First, no the Jays are not going to trade Donaldson in July, either because they want to hang on to one of the greatest players in the game and have the benefit of his presence for another season and a half (which, as I’ve argued already, is probably worth far more than you could ever net in prospects gained from a deadline trade), or because they have decided to trade him but want to take their time about it and hear all offers and get the very best, which would only happen in the off season, or finally (and here’s where my hope has gone to live) because they are going to work instead toward signing him to a long term deal.

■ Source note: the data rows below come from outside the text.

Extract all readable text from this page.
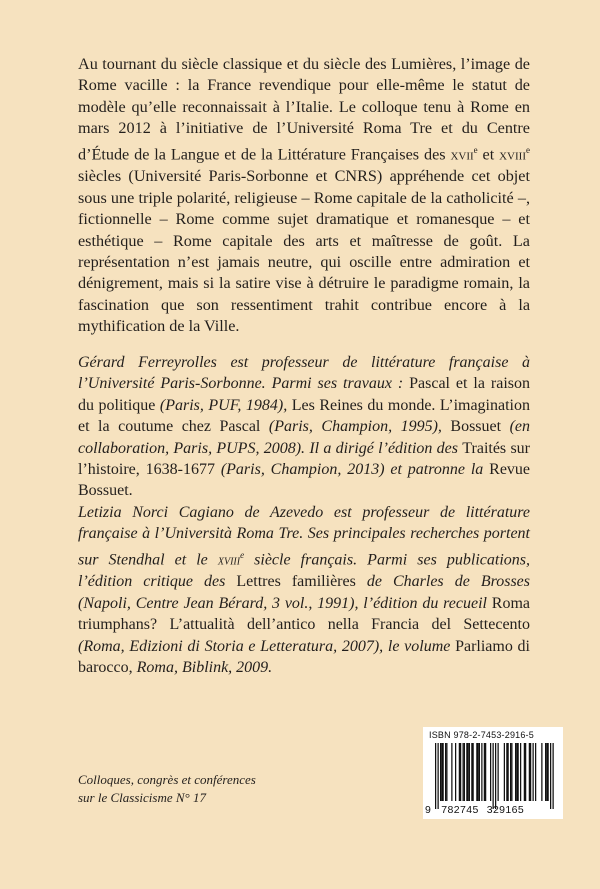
Au tournant du siècle classique et du siècle des Lumières, l’image de Rome vacille : la France revendique pour elle-même le statut de modèle qu’elle reconnaissait à l’Italie. Le colloque tenu à Rome en mars 2012 à l’initiative de l’Université Roma Tre et du Centre d’Étude de la Langue et de la Littérature Françaises des xvii$^e$ et xviii$^e$ siècles (Université Paris-Sorbonne et CNRS) appréhende cet objet sous une triple polarité, religieuse – Rome capitale de la catholicité –, fictionnelle – Rome comme sujet dramatique et romanesque – et esthétique – Rome capitale des arts et maîtresse de goût. La représentation n’est jamais neutre, qui oscille entre admiration et dénigrement, mais si la satire vise à détruire le paradigme romain, la fascination que son ressentiment trahit contribue encore à la mythification de la Ville.

Gérard Ferreyrolles est professeur de littérature française à l’Université Paris-Sorbonne. Parmi ses travaux : Pascal et la raison du politique (Paris, PUF, 1984), Les Reines du monde. L’imagination et la coutume chez Pascal (Paris, Champion, 1995), Bossuet (en collaboration, Paris, PUPS, 2008). Il a dirigé l’édition des Traités sur l’histoire, 1638-1677 (Paris, Champion, 2013) et patronne la Revue Bossuet.

Letizia Norci Cagiano de Azevedo est professeur de littérature française à l’Università Roma Tre. Ses principales recherches portent sur Stendhal et le xviii$^e$ siècle français. Parmi ses publications, l’édition critique des Lettres familières de Charles de Brosses (Napoli, Centre Jean Bérard, 3 vol., 1991), l’édition du recueil Roma triumphans? L’attualità dell’antico nella Francia del Settecento (Roma, Edizioni di Storia e Letteratura, 2007), le volume Parliamo di barocco, Roma, Biblink, 2009.

Colloques, congrès et conférences
sur le Classicisme N° 17
ISBN 978-2-7453-2916-5
9 782745 329165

As I have also argued already (and holy heck, but could I cross link any more?) the Jays are going to trade from their strength, which is in their starting pitching. I’ve asked before and I’ll ask again: if you were a general manager hoping to make the post season, how much would you be willing to give up for Marco Never Loses In The Post Season Estrada? I’ll just answer that for you: a tonne of young talent. Remember what the Tigers got in the David Price deal? We’re talking that kind of a haul, because Estrada really is that good, and he’s about a zillion times better than Price in the playoffs. Happ is not nearly so good a pitcher, but he is good and very affordable and he comes with an extra year of control whereas Estrada is just a rental. If the Jays do deal Estrada I would hope (you see? I can still do that!) that they sign him back in the off season.
The Blue Jays are going to be a lot more fun to watch in August and September
By the time we get to the end of the season, the Jays will (with any luck) be more or less healthy, everyone will be playing up to (Bautista, Travis, Martin) or even beyond (Pillar, Smoak) their preseason expectations, and the angst, frenzy and chaos around “Rebuild! Tear it down! Trade Donaldson! Don’t trade Donaldson! Trade Tulo! etc etc etc” will be over so we can once again focus on the baseball.
And it will be good baseball. The Jays are going to win their fair share of games in June and July and probably go on a tear–or maybe even two–in August and September that will have a lot of people hoping that maybe, just maybe, they can catch up to the AL East leaders.
I, alas, shall not be one those dreamers. I still desire the Jays to win, but I expect I shall enjoy watching them play out the season.